Sadly, so much of the pandemic has become politicized. We’re about communicating science not about scoring political points.

What’s your approach to communicating to the public?

Before we post, we review the scientific literature and check with colleagues. Sometimes the evidence is thin, and we have to be up front about uncertainty. We don’t have all the answers. We also can’t give blanket recommendations. The risk for getting COVID isn’t uniform across the country—nor is people’s comfort with that risk. Some parts of the country are ready to reopen despite high rates of community transmission, and others are wary of reopening. We try to balance a need to allay fears while also alerting people to the very real risks. Taking the middle ground can be frustrating to the public; they want a black and white answer. But everyone’s situation is different, and there is a lot of uncertainty. We all need to understand the risks and apply them to our own lives. 

How do you address the misinformation on COVID?

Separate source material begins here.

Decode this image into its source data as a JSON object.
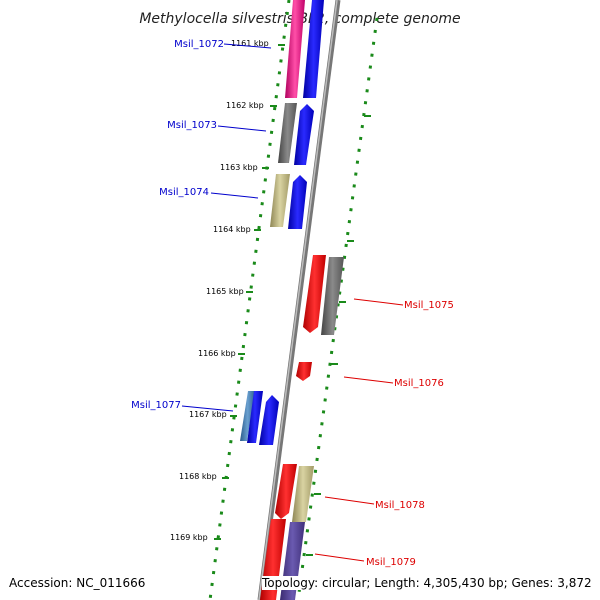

As Dear Pandemic has grown, we’ve seen more comments and questions that qualify as a conspiracy theory. Like the idea that wearing a mask is bad for your health. Instead of dismissing these questions outright, we look for a nugget of truth and pivot to the facts to meet people where they are. We’ll say it’s true that masks can be uncomfortable and might make breathing more difficult for some people, but the human body has a remarkable way to adjust to slightly lower levels of oxygen just like when we’re congested with a cold. We try to find ways to come to an agreement. Sadly, so much of the pandemic has become politicized. We’re about communicating science not about scoring political points. We also provide lessons around scientific literacy to help the public more critically assess the onslaught of information that comes their way.

We may not connect with everyone immediately, but at least we’re exposing them to the correct information as a counter-balance to the misinformation out there. 

You use social media to inform people, yet social media is also a place where misinformation flourishes. Are these things at odds?

We started on social media and have been intentional about growing our platform there. Like it or not, this is where people get their news. Most of the people who follow us believe in science, but some people in their circles do not; it’s those people we want to reach. We have some pilot funding to use Facebook ads to reach a broader segment of the public. We may not connect with everyone immediately, but at least we’re exposing them to the correct information as a counter-balance to the misinformation out there. What I love is that many people, regardless of political affiliation, have come to see us as a trustworthy source of information. This is so rare in this highly politicized climate. 

Are you worried about surveys that show low interest in a COVID-19 vaccine when one is available?

We have to acknowledge people’s real fears of the vaccine. It’s understandable, especially considering what we’ve been hearing about the push to have one ready before the election. We are upfront and transparent about how a vaccine trial works, and even how to volunteer for a trial. Having the facts won’t make everyone’s fears go away, but it’s a step in the right direction.

How does your work with Dear Pandemic fit with your own research agenda?

My work looks at racial and ethnic disparities in nutrition as it relates to obesity and diabetes, especially among Hispanic/Latino populations. Of course, racial and ethnic minorities are at higher risk for more severe complications from COVID due to structural factors that increase the risk of underlying, nutrition-related chronic conditions like hypertension and diabetes. But addressing these structural obstacles will require convincing policymakers, as well as the general public, of their importance, in addition to doing good science. Working with Dear Pandemic has made me realize how crucial science and health communication isnot only for the purpose of arming people with facts so that they can make evidence-based decisions in their lives, but also because an informed public is one that can demand action on the part of policymakers to enact real, meaningful change to improve population health.